Goldman Sachs investment banking roars back

April 17, 2014: 10:38 AM ET
goldman sachs
NEW YORK (CNNMoney)

Wall Street's most gilded firm once again showed why it is just that.

Goldman Sachs (GS) reported first quarter earnings Thursday that handily beat analyst estimates

The firm said revenue from investment banking, which includes such activities as advising mergers and acquisitions and underwriting initial public offerings, was the highest since 2007 -- before the financial crisis.

"That's the kick we were looking for," said Marty Mosby, a bank analyst with Guggenheim Securities in Memphis, Tennessee. Acting as a strategic adviser to companies is "what Goldman really excels at," he said.

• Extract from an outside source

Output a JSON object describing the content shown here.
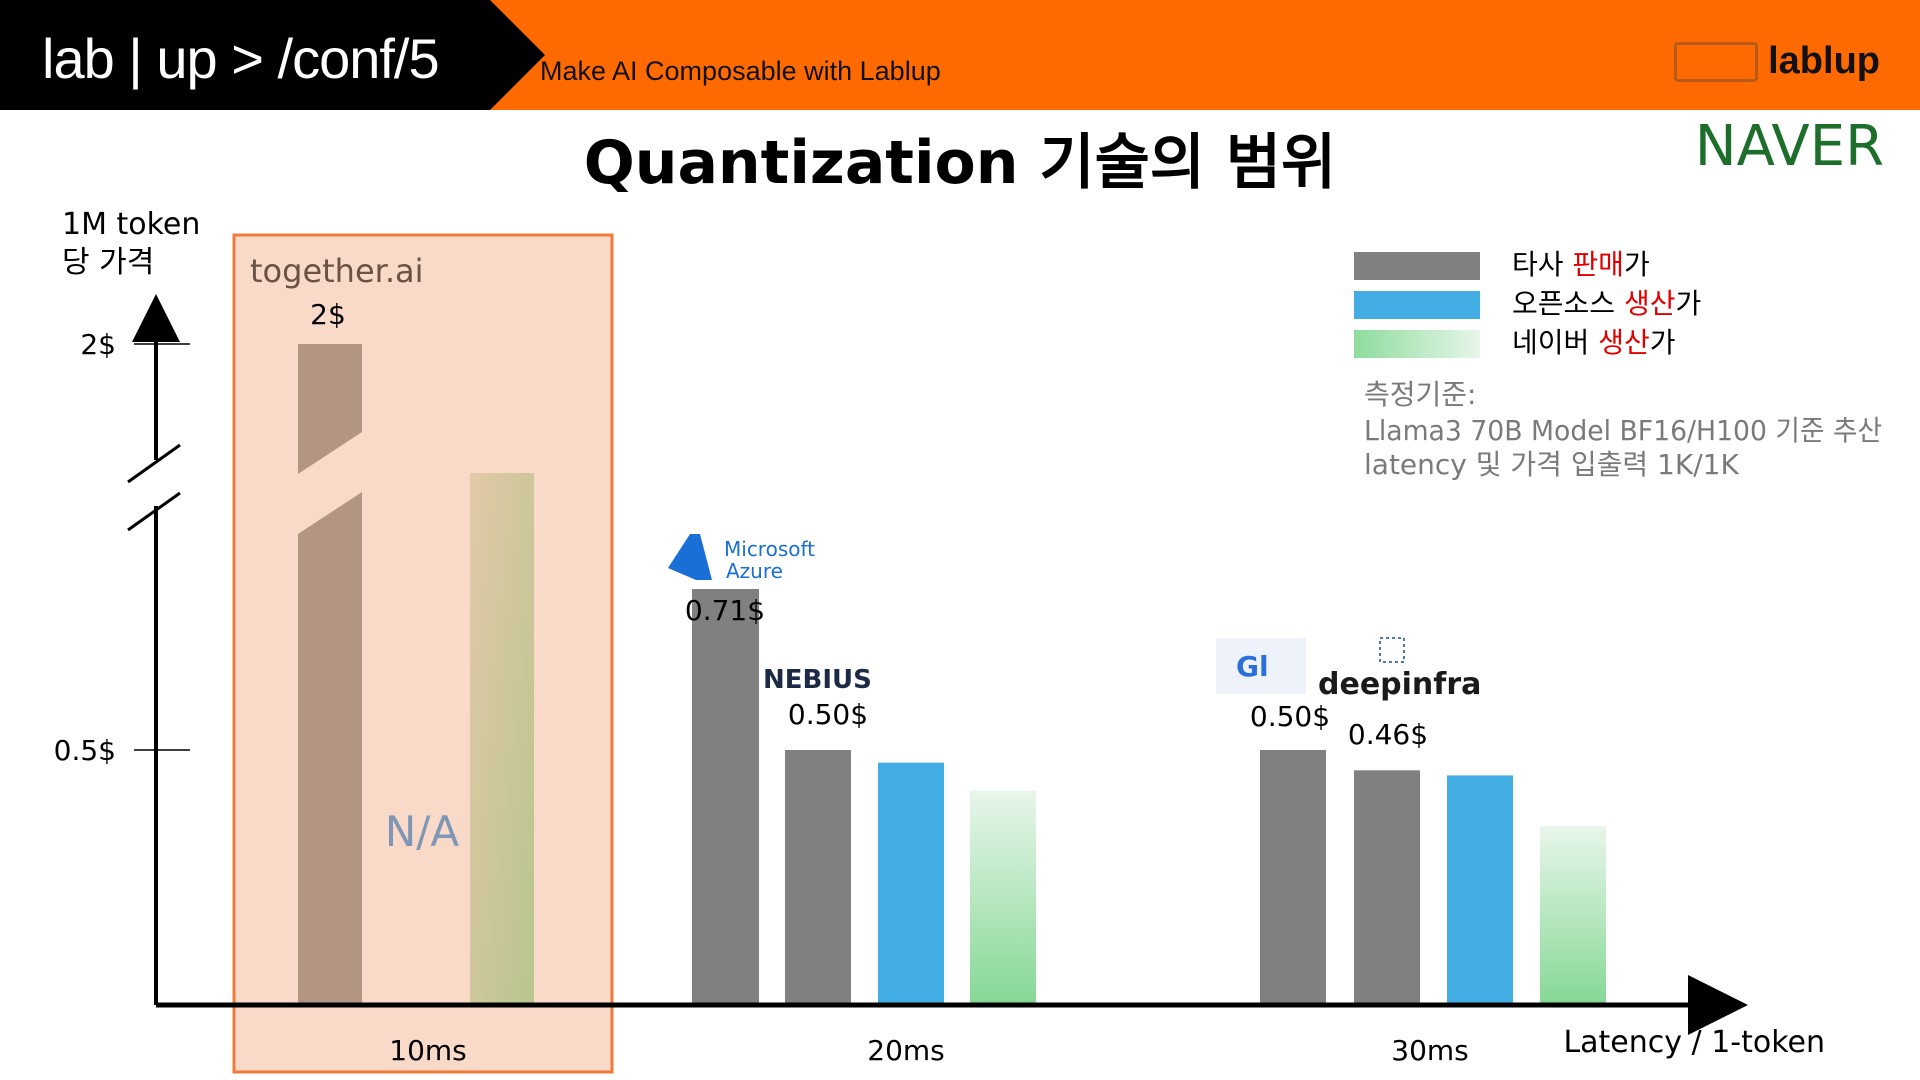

Shares popped in morning trading.

Related: Legal costs hit Bank of America's bottom line

Goldman managed to outperform despite having overall revenues and profits that were down from a year ago.

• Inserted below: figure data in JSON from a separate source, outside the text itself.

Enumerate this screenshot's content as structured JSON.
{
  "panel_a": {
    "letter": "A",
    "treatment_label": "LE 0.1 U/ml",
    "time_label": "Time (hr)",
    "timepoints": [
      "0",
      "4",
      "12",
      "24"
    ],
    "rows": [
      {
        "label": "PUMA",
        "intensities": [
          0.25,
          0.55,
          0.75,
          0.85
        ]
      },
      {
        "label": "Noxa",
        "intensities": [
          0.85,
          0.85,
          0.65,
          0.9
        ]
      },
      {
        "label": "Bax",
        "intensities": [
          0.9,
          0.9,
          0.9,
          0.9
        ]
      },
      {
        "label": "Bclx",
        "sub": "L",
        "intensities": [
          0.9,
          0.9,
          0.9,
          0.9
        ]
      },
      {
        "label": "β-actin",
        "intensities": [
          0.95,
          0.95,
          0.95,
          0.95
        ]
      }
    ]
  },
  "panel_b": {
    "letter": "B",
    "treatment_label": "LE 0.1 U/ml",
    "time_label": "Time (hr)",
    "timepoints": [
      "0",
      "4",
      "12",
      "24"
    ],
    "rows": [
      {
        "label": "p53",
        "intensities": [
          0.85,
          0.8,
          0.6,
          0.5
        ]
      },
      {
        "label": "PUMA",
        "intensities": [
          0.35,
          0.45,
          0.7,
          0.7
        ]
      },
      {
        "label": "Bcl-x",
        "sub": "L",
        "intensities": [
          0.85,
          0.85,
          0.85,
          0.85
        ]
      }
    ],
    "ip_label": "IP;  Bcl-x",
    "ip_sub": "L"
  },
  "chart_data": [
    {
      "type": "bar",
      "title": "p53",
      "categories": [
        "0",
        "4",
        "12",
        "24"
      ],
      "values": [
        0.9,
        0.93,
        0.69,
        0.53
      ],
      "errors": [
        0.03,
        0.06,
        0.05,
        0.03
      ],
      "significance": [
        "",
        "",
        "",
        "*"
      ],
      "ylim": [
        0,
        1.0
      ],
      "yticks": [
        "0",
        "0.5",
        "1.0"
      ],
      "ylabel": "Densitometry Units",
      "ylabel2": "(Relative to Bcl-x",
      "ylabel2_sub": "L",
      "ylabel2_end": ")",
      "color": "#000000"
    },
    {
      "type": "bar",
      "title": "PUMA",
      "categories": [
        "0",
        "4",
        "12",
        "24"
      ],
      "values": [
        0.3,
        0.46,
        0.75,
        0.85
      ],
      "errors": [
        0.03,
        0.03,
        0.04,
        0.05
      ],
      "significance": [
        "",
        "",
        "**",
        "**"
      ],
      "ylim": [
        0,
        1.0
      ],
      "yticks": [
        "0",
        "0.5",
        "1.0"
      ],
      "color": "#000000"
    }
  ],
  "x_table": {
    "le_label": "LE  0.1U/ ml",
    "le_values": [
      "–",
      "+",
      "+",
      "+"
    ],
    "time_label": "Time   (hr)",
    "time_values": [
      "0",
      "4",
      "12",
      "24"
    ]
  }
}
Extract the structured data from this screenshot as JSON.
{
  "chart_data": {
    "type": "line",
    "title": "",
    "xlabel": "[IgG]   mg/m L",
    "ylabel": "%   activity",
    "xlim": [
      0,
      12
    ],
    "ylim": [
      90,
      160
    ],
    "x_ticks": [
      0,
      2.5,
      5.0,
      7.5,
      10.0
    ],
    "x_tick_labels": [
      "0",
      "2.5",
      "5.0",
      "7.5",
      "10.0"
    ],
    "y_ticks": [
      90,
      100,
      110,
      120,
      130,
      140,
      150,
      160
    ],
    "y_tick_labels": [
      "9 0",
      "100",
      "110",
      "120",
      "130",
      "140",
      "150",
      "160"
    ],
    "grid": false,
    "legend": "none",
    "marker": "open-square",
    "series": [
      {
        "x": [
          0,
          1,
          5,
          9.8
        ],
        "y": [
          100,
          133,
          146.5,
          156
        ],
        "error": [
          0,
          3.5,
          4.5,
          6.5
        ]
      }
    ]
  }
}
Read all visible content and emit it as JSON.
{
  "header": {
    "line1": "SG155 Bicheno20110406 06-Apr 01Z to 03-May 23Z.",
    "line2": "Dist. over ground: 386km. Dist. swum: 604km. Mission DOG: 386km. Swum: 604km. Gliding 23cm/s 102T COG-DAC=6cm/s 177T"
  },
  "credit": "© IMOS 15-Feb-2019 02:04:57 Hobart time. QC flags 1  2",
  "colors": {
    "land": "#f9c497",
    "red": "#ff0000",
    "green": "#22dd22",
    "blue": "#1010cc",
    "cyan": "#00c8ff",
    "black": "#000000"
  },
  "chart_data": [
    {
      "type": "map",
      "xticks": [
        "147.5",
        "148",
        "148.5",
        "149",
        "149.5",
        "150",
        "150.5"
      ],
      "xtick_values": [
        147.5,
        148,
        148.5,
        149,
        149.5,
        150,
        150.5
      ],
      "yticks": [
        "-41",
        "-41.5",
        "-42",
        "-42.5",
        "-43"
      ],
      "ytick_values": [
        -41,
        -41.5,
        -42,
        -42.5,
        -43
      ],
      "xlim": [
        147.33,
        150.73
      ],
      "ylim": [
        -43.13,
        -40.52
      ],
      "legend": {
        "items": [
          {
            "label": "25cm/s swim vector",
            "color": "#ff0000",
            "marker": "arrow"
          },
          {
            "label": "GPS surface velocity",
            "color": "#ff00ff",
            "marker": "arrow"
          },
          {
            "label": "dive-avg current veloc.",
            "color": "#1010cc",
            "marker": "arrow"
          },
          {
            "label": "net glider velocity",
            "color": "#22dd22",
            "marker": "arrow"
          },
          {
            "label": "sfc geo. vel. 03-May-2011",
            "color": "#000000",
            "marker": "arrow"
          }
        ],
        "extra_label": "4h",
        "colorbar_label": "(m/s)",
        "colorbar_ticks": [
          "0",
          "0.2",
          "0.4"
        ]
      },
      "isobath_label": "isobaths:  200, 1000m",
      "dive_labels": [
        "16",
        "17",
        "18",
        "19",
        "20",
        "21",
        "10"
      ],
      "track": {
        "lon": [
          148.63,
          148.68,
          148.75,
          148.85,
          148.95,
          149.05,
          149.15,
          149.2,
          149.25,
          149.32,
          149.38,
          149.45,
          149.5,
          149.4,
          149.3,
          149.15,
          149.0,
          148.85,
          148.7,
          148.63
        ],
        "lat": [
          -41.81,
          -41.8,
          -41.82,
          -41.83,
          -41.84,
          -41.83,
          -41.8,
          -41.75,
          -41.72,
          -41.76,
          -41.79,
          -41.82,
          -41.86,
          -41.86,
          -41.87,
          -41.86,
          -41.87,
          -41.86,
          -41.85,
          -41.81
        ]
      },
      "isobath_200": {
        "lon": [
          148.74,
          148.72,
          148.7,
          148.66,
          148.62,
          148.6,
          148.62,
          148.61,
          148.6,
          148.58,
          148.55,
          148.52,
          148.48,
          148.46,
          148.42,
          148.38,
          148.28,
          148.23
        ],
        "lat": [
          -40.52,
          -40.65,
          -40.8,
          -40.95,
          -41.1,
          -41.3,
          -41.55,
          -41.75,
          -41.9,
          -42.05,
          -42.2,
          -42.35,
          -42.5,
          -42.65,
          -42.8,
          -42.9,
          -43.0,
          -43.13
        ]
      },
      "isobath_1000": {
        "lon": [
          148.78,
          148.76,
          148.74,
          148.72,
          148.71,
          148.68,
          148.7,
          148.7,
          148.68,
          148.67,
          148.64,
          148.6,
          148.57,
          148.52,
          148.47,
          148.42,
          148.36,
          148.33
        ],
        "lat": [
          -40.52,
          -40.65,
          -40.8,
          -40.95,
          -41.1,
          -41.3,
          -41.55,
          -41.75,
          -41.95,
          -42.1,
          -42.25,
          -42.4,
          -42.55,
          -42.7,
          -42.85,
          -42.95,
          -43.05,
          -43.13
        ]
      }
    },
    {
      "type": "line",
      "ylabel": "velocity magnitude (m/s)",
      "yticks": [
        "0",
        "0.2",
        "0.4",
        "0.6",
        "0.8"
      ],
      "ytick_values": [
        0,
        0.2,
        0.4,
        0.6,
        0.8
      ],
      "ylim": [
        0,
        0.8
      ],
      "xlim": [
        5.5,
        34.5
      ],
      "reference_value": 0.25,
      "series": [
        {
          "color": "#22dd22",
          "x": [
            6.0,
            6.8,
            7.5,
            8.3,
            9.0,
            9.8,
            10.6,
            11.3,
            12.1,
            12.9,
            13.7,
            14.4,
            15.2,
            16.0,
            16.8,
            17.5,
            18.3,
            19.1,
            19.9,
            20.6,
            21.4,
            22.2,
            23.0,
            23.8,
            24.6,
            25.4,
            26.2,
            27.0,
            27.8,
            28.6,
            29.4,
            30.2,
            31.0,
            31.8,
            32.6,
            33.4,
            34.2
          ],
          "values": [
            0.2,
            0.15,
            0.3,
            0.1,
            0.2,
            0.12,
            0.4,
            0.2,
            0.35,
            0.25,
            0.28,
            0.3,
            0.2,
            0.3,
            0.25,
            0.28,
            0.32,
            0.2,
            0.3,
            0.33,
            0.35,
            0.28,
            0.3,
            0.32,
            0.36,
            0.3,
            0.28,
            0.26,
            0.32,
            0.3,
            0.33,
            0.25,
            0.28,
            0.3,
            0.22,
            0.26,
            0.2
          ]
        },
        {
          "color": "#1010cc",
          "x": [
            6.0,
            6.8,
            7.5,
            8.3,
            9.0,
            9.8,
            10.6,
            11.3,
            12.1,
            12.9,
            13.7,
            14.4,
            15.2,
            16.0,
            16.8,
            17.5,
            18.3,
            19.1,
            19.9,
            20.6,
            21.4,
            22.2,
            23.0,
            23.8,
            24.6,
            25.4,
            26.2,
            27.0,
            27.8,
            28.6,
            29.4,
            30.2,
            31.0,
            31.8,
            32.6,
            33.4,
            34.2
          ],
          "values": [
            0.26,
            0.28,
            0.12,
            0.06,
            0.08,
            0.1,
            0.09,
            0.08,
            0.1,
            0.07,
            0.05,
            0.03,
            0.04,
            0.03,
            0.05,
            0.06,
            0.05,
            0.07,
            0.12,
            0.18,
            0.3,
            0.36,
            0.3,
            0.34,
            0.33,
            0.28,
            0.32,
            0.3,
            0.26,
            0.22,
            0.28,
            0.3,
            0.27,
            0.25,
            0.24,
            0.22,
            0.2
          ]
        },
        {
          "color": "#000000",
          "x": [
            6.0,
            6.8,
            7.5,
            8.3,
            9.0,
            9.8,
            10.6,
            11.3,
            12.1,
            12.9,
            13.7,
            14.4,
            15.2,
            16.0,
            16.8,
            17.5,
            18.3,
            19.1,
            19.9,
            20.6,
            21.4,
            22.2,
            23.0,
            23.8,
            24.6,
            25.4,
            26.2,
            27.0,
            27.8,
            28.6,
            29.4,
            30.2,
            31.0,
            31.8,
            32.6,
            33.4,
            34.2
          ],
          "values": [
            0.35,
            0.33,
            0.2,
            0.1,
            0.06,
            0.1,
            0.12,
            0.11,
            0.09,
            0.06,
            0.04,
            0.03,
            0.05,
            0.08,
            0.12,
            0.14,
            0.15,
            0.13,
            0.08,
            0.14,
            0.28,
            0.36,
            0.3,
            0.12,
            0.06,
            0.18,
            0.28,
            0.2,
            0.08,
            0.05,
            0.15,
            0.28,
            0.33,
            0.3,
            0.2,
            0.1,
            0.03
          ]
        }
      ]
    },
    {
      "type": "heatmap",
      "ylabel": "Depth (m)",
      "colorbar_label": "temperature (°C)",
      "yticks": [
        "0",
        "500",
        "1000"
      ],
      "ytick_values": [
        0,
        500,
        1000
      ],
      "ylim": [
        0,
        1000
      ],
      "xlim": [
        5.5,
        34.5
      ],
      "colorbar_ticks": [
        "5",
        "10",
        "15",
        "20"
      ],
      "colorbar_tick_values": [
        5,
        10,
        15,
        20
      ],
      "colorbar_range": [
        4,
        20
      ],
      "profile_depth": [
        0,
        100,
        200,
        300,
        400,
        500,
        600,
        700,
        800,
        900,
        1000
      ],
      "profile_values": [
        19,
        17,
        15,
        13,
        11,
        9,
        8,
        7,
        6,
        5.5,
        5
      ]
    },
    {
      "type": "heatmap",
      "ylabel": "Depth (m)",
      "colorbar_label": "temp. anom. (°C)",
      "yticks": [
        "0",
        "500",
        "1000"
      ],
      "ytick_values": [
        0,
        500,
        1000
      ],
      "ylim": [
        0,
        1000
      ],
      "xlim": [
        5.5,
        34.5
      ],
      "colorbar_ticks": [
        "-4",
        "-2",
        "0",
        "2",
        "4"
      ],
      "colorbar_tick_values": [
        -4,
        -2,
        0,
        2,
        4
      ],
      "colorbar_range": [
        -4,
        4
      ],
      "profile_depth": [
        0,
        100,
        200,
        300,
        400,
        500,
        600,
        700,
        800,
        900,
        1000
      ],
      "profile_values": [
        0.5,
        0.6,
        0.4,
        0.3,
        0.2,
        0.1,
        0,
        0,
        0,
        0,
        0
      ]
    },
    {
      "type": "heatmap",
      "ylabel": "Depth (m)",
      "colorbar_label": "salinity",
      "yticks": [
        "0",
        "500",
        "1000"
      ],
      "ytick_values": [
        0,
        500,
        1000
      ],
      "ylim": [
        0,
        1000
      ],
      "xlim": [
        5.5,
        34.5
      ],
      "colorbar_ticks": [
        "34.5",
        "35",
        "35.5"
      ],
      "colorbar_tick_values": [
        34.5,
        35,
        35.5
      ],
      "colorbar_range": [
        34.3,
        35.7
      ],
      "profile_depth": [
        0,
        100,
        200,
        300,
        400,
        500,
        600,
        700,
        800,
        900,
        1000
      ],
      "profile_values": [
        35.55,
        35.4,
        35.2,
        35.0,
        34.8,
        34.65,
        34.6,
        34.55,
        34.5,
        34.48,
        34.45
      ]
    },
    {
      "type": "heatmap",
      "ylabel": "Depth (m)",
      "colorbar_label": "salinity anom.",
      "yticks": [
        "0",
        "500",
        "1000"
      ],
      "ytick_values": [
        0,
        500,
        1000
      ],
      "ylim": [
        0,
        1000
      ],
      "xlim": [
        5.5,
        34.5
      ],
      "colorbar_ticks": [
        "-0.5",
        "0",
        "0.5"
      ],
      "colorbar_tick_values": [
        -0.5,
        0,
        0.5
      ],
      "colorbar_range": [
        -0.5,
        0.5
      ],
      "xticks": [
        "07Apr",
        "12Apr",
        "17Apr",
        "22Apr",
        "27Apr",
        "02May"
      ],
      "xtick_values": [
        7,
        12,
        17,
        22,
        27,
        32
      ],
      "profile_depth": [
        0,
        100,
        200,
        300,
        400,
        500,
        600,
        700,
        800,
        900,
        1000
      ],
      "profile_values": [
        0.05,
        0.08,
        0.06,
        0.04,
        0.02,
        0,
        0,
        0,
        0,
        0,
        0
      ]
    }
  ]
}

Like its rivals on Wall Street, Goldman's revenue from bond trading, traditionally a money engine for the bank, fell as interest rates have stayed persistently low.

Still, investors seem pleased with the firm's earnings of $4.02 per share on revenues of $9.3 billion.

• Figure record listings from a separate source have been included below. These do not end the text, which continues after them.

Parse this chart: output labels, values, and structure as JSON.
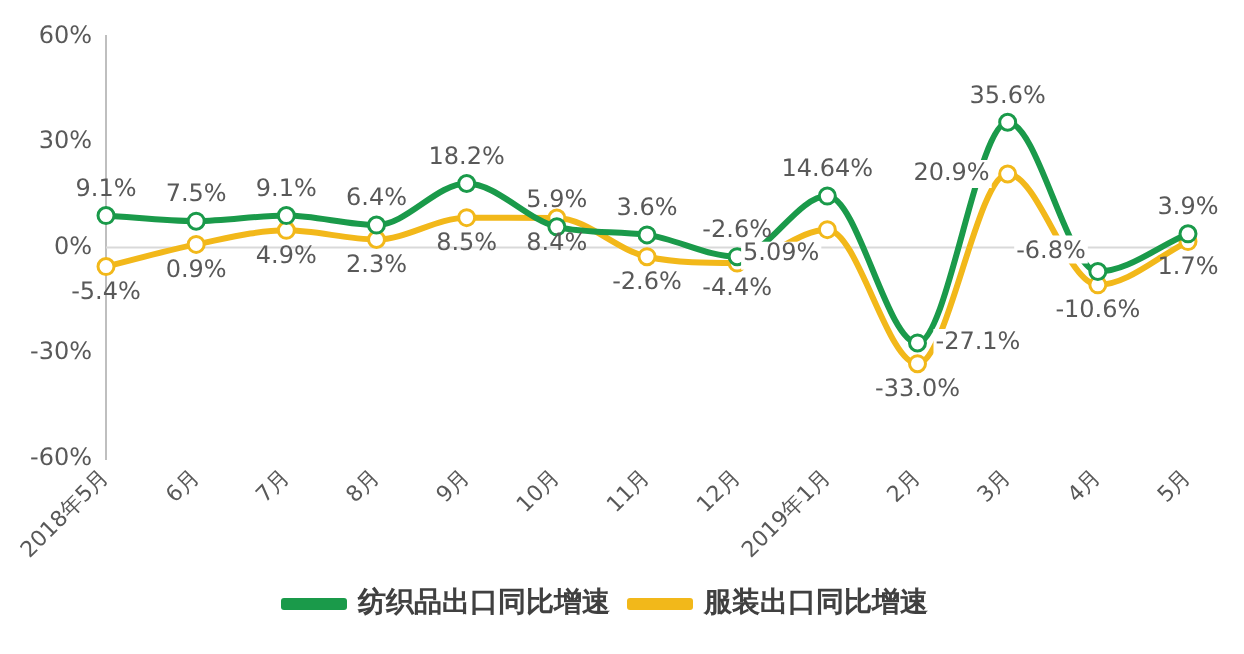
{
  "chart_data": {
    "type": "line",
    "categories": [
      "2018年5月",
      "6月",
      "7月",
      "8月",
      "9月",
      "10月",
      "11月",
      "12月",
      "2019年1月",
      "2月",
      "3月",
      "4月",
      "5月"
    ],
    "series": [
      {
        "name": "纺织品出口同比增速",
        "color": "#1a9a4a",
        "values": [
          9.1,
          7.5,
          9.1,
          6.4,
          18.2,
          5.9,
          3.6,
          -2.6,
          14.64,
          -27.1,
          35.6,
          -6.8,
          3.9
        ],
        "value_labels": [
          "9.1%",
          "7.5%",
          "9.1%",
          "6.4%",
          "18.2%",
          "5.9%",
          "3.6%",
          "-2.6%",
          "14.64%",
          "-27.1%",
          "35.6%",
          "-6.8%",
          "3.9%"
        ]
      },
      {
        "name": "服装出口同比增速",
        "color": "#f2b81a",
        "values": [
          -5.4,
          0.9,
          4.9,
          2.3,
          8.5,
          8.4,
          -2.6,
          -4.4,
          5.09,
          -33.0,
          20.9,
          -10.6,
          1.7
        ],
        "value_labels": [
          "-5.4%",
          "0.9%",
          "4.9%",
          "2.3%",
          "8.5%",
          "8.4%",
          "-2.6%",
          "-4.4%",
          "5.09%",
          "-33.0%",
          "20.9%",
          "-10.6%",
          "1.7%"
        ]
      }
    ],
    "ylim": [
      -60,
      60
    ],
    "yticks": [
      {
        "value": -60,
        "label": "-60%"
      },
      {
        "value": -30,
        "label": "-30%"
      },
      {
        "value": 0,
        "label": "0%"
      },
      {
        "value": 30,
        "label": "30%"
      },
      {
        "value": 60,
        "label": "60%"
      }
    ],
    "ref_lines": [
      {
        "axis": "y",
        "value": 0,
        "color": "#d9d9d9"
      }
    ],
    "grid": false,
    "legend": "bottom",
    "marker": "circle",
    "line_style": "solid"
  }
}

The bank was particularly good at keeping down expenses and boosting profit margins, although its revenue was down 7.5% compared to the first three months of 2013.

Every quarter the bank sets aside money to pay employees bonuses at the end of the year. It put aside roughly $4 billion for compensation in the first quarter, or 8% lower than the same period in 2013.

Related: Big Wall Street bonuses are back

There are signs that heightened regulation since the financial crisis is taking a toll even on Goldman.

The bank is not the trading powerhouse that it used to be. It has largely done away with riskier activities such as proprietary trading where it would trade with its own money for profit.

While such businesses have the potential to juice returns, investors now have a much more transparent bank with less volatility, Mosby said.

When asked about high-frequency trading, a hot topic on Wall Street after the release of Michael Lewis's new book "Flashboys", Goldman Sachs Chief Financial Officer Harvey Schwartz said his firm wasn't necessarily against it.

Related: New York Attorney General sends subpoenas to six high-frequency trading firms

The problem, he said, is that "market evolution speed has gotten ahead of the market infrastructure and market plumbing."

'Flash Boys' want to rebuild trust

Goldman's earnings comes on the heels of Morgan Stanley's (MS) solid earnings announcement Thursday that also beat forecasts. Morgan Stanley reported higher profits and revenues compared to a year ago, bolstered by strong performance in its investment banking and wealth management businesses. Shares of the firm bounced over 3% in morning trading.